Vücutlarımız rüzgârla sarsılan ağaçlar gibi tir tir, yüzlerimizde inkisar çizgileri ve gönüllerimiz de burkuk mu burkuk.. adem-i kabul endişelerimizi engin müsamahana bağlayarak haremgâh-ı sübhânîye yürüyor gibi Sana yaklaşma heyecanı içindeyiz. Sen şimdiye kadar o dergâha kimleri kabul etmedin ki.! Kabul etmekle de kalmadın, isyanlarını, tuğyanlarını, küstahça baş kaldırmalarını afv u mağfiretinin çağlayanına salarak alıp onları baş köşeye oturttun; oturtup pişmanlıkla o tir tir sinelere yeniden diriliş kevserleri içirerek onlara ebedî varolma zevkini duyurdun. O kapıdan ne mütemerrid küstahlar ne de sürekli baş kaldırmış asiler kovulmadı, geriye döndürülmedi.

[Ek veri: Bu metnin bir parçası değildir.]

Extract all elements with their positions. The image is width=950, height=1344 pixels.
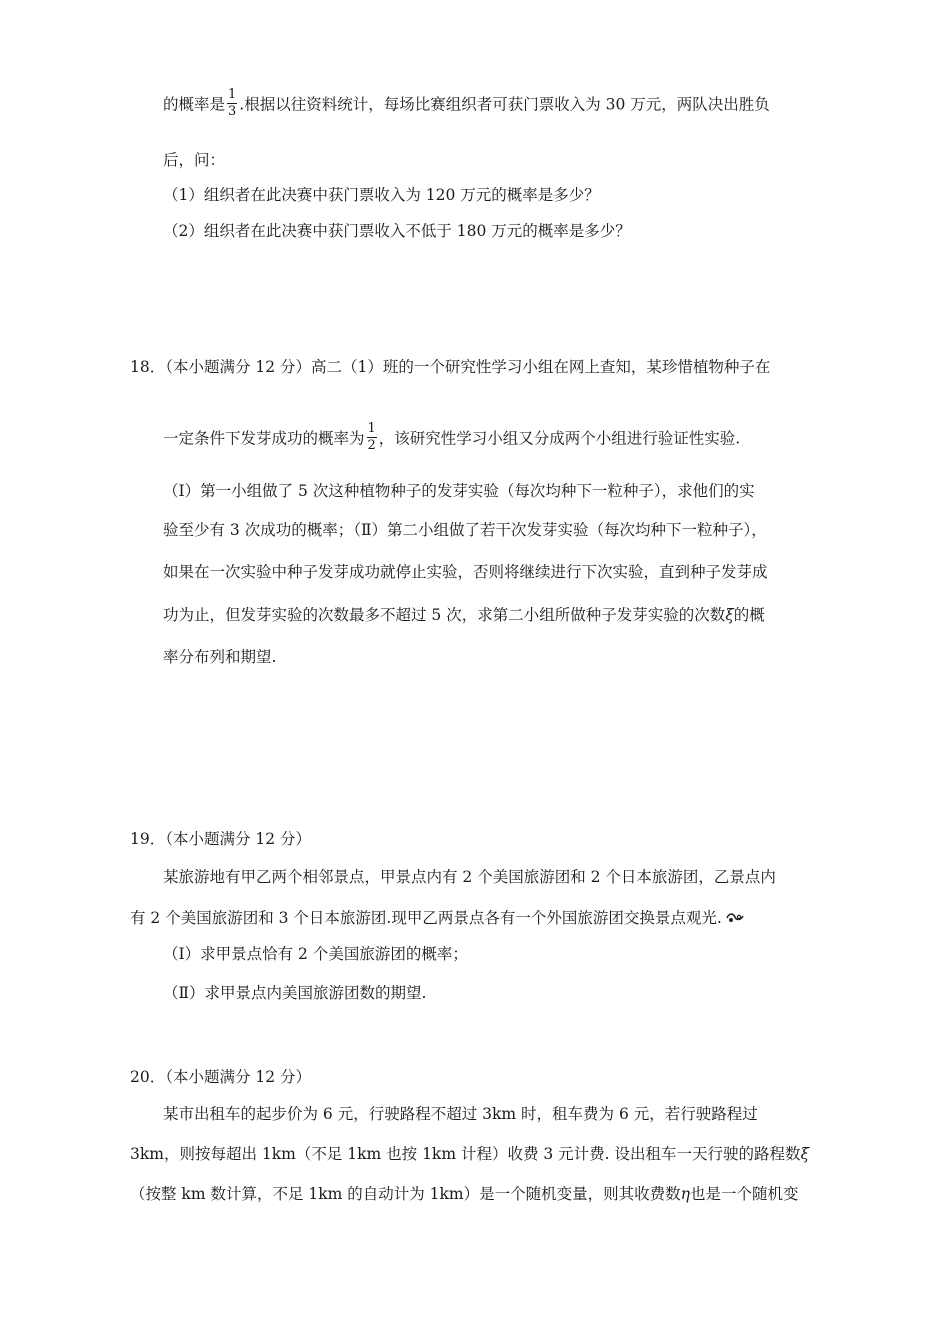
fraction-denominator: 3 (228, 104, 237, 119)
fraction (367, 422, 377, 453)
problem-20-line-4 (130, 1184, 798, 1204)
problem-19-line-3 (130, 908, 744, 929)
question-2: （2）组织者在此决赛中获门票收入不低于 180 万元的概率是多少？ (163, 222, 631, 240)
problem-18-line-5: 如果在一次实验中种子发芽成功就停止实验，否则将继续进行下次实验，直到种子发芽成 (163, 563, 768, 581)
question-1: （1）组织者在此决赛中获门票收入为 120 万元的概率是多少？ (163, 186, 600, 204)
text-fragment: 也是一个随机变 (689, 1185, 799, 1203)
fraction-numerator: 1 (228, 87, 237, 102)
problem-19-part-1: （Ⅰ）求甲景点恰有 2 个美国旅游团的概率； (163, 945, 468, 963)
text-fragment: ，该研究性学习小组又分成两个小组进行验证性实验. (378, 429, 741, 448)
text-fragment: 一定条件下发芽成功的概率为 (163, 429, 365, 448)
text-fragment: 的概率是 (163, 95, 226, 114)
text-fragment: （按整 km 数计算，不足 1km 的自动计为 1km）是一个随机变量，则其收费数 (130, 1185, 681, 1203)
fraction-numerator: 1 (367, 421, 376, 436)
continued-text-line-2: 后，问： (163, 151, 226, 169)
decorative-mark-icon (726, 909, 744, 929)
problem-19-line-2: 某旅游地有甲乙两个相邻景点，甲景点内有 2 个美国旅游团和 2 个日本旅游团，乙景点内 (163, 868, 776, 886)
text-fragment: 功为止，但发芽实验的次数最多不超过 5 次，求第二小组所做种子发芽实验的次数 (163, 606, 726, 624)
fraction-denominator: 2 (367, 438, 376, 453)
problem-18-line-2 (163, 421, 741, 455)
problem-18-heading: 18．（本小题满分 12 分）高二（1）班的一个研究性学习小组在网上查知，某珍惜植物种子在 (130, 358, 771, 376)
problem-20-heading: 20．（本小题满分 12 分） (130, 1068, 312, 1086)
problem-19-heading: 19．（本小题满分 12 分） (130, 830, 312, 848)
problem-18-line-3: （Ⅰ）第一小组做了 5 次这种植物种子的发芽实验（每次均种下一粒种子），求他们的实 (163, 482, 755, 500)
text-fragment: 有 2 个美国旅游团和 3 个日本旅游团.现甲乙两景点各有一个外国旅游团交换景点观光. (130, 909, 722, 927)
text-fragment: 3km，则按每超出 1km（不足 1km 也按 1km 计程）收费 3 元计费. 设出租车一天行驶的路程数 (130, 1145, 801, 1163)
text-fragment: 的概 (733, 606, 765, 624)
problem-20-line-2: 某市出租车的起步价为 6 元，行驶路程不超过 3km 时，租车费为 6 元，若行驶路程过 (163, 1105, 758, 1123)
xi-symbol: ξ (800, 1145, 810, 1163)
problem-18-line-7: 率分布列和期望. (163, 648, 277, 666)
fraction (227, 88, 237, 119)
problem-20-line-3 (130, 1144, 809, 1164)
problem-18-line-4: 验至少有 3 次成功的概率；（Ⅱ）第二小组做了若干次发芽实验（每次均种下一粒种子）， (163, 521, 767, 539)
continued-text-line-1 (163, 87, 770, 121)
xi-symbol: ξ (725, 606, 734, 624)
text-fragment: .根据以往资料统计，每场比赛组织者可获门票收入为 30 万元，两队决出胜负 (239, 95, 770, 114)
problem-18-line-6 (163, 605, 765, 625)
problem-19-part-2: （Ⅱ）求甲景点内美国旅游团数的期望. (163, 984, 427, 1002)
eta-symbol: η (680, 1185, 690, 1203)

Bir kere "Yâ Rab!" diyene binlerce lütufta bulundun.. adını dil ucuyla ananları bile sürekli yâd edilme hil'atleriyle şereflendirdin. Bütün bunlar ümitlerimize fer verdi, gönüllerimizi Sana koşma heyecanıyla şahlandırdı. Ellerimiz yukarıda, ruhlarımız afv u safh intizarı içinde.. söze ne hâcet, hâlimiz Sana ayân...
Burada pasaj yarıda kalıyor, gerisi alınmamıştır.